SONG is all about the songwriter. Songwriters have been getting a rough deal for a long time now and their share of this streaming bounty is surprisingly small.

The UK is a major market for streaming – the largest in Europe worth about $1bn in 2020 – and so what happens here has a big influence on songwriters’ and SONG’s revenues.

The House of Commons’ Digital, Culture, Media and Sport (DCMS) Committee launched an inquiry into the industry in October 2020. SONG made a submission, as did a number of songwriters and composers.

After VAT is deducted, roughly 30% of the money paid to music streaming subscription services such as Spotify is retained by the platform. SONG thinks that this is about right. Where it has a problem is with what happens to the other 70%.

The committee found that, typically, 55% of the income is going to owners of the recording/master rights and just 15% is going to holders of the song rights.

The 55% of gross revenue attributable to holders of the recording master rights is split between the record company (38.5% of the gross revenue) and the recording artist (16.5% of gross revenue).

The song rights income is split 50:50 between mechanical rights and performance rights.

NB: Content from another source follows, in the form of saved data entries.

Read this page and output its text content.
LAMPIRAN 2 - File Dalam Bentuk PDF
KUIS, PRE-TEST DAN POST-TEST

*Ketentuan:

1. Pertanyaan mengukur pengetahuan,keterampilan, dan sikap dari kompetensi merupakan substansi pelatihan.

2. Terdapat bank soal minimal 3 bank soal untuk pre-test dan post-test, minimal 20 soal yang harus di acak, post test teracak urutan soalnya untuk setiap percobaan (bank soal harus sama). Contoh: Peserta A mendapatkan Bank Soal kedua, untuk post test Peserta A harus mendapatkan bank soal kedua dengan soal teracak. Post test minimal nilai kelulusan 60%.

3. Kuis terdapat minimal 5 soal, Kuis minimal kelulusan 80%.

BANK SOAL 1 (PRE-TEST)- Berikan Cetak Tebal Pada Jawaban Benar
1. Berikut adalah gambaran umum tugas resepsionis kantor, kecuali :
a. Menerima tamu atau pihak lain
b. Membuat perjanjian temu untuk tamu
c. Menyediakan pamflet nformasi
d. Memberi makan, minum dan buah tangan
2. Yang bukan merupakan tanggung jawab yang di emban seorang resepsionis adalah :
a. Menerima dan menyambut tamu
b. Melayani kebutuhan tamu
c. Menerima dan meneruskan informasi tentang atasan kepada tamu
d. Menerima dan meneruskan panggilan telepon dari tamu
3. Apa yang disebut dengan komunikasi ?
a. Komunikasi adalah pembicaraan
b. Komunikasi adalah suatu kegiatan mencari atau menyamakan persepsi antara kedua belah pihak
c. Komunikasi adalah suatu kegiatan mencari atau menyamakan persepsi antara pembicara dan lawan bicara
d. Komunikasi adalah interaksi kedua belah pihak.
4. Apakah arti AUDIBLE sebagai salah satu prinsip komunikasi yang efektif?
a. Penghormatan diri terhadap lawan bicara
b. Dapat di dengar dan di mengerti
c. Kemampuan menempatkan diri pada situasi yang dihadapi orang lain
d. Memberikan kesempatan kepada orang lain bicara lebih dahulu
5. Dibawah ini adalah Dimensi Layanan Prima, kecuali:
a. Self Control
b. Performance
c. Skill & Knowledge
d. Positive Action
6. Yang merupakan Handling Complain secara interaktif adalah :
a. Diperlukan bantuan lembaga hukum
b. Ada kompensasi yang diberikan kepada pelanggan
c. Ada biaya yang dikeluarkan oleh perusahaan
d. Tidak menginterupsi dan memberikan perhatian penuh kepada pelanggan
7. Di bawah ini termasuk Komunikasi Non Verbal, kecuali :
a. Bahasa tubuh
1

After the publishing companies have had their cut (about 4.5% of gross revenue), the share to the songwriter/composer is 10.5%.

SONG thinks a conflict that has arisen because the major record companies (Universal Music, Warner Music and Sony) own the three major music publishing companies. It feels that the publishing companies are constrained from fighting for the rights of songwriters.

Nile Rodgers (of Chic), who sits on SONG’s advisory board, highlighted the lack of information available to the creatives, who are unable to tell how raw a deal they are getting largely because of non-disclosure agreements between record labels and platforms.

A number of writers of hit songs claimed that they were struggling to make a living. Many of the submissions made to the inquiry were made anonymously as artists said that they feared being penalised by their record labels.

The DCMS committee has made five recommendations: legislation to establish a right to equitable remuneration (splitting income 50:50 between artists/songwriters and music labels); revenue parity for songwriters and composers; a Competition and Markets Authority investigation into the music industry; fair and transparent algorithms, so that curators of playlists disclose when they have been paid to promote a particular song or artist; and protections for rightsholders in the UK market that are at least as strong as those in other jurisdictions. The government has two months to respond.

How this works out in practice remains to be seen. However, if the 70% were split 35%:35% rather than 55%:15%, songwriters could end up with over 2.3x their current income in some cases.

The losers in this scenario would be the record companies. The investment company that might be hardest hit by this is Pershing Square Holdings (PSH ). Manager Bill Ackman’s special-purpose acquisition company (Spac) had agreed to buy 10% of Universal Music from Vivendi. Although, today it has been reported that the Spac will not go ahead with the transaction due to regulatory constraints. The share purchase agreement will be assigned to PSH and affiliates instead, possibly at a reduced scale.

The compensatory factor for Pershing Square is the underlying growth of streaming revenue globally.

SONG has played a big role in helping raise awareness of the plight of songwriters and is fighting their corner. This is part of its compact with the artists that sell the fund their song rights. I am a happy shareholder.